I told you about the #alfresco chatroom on IRC a couple of years ago when Richard Esplin and I took it over and started promoting its use. Since then it has grown tremendously with somewhere between 30 and 40 people hanging out and discussing various Alfresco-related (and some unrelated) topics.
Richard recently rolled out some new features that I hope will help keep the momentum going.
First, the chatroom is now logged. The last 90 days of messages are available at chat.alfresco.com. That page also includes an embedded web chat client for people who don’t have their own desktop client or for quick questions.
Second, there’s a new member of the chatroom named alfbot. The bot’s primary purpose is to facilitate logging, but it gives us some additional functionality which is pretty handy. Here are a few examples:
- If you want your message to be excluded from the log you can start your message with [nolog]. Your handle will appear in the log but your message will be redacted.
- If you need to tell someone something but they aren’t currently logged in, you can say “alfbot later tell jpotts You finally decided to log in, eh?”. Then, when alfbot sees jpotts log in your message will be added to the chat.

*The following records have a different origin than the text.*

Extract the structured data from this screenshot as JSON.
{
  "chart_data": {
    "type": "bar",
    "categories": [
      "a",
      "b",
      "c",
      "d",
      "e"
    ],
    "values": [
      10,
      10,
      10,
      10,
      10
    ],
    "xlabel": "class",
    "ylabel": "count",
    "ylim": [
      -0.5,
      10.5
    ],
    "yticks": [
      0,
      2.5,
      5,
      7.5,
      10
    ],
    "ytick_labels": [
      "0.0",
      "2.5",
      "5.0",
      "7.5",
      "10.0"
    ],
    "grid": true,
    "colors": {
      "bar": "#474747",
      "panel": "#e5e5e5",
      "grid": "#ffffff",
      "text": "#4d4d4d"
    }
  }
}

- If you want to know when the last time someone was in the chat room you can say, “alfbot seen resplin” and that would tell you when Richard was last on.
- If you want to tell alfbot something and you don’t want to type “alfbot” at the start of your message, you can use a tilde as an alias, like this: “~later tell jpotts You finally decided to log in, eh?”.
People that hang out in #alfresco frequently will want their own desktop IRC client. There are many available. On Linux, I’ve used Pidgin and liked it. On my Mac I use Adium. On Windows there is HexChat, which I haven’t used.
Regardless of which client you use, just point it to irc.freenode.net, then join us in #alfresco.
Thanks to Richard and the IT team for getting this in place and to Ian Crew for making the pages on chat.alfresco.com look pretty.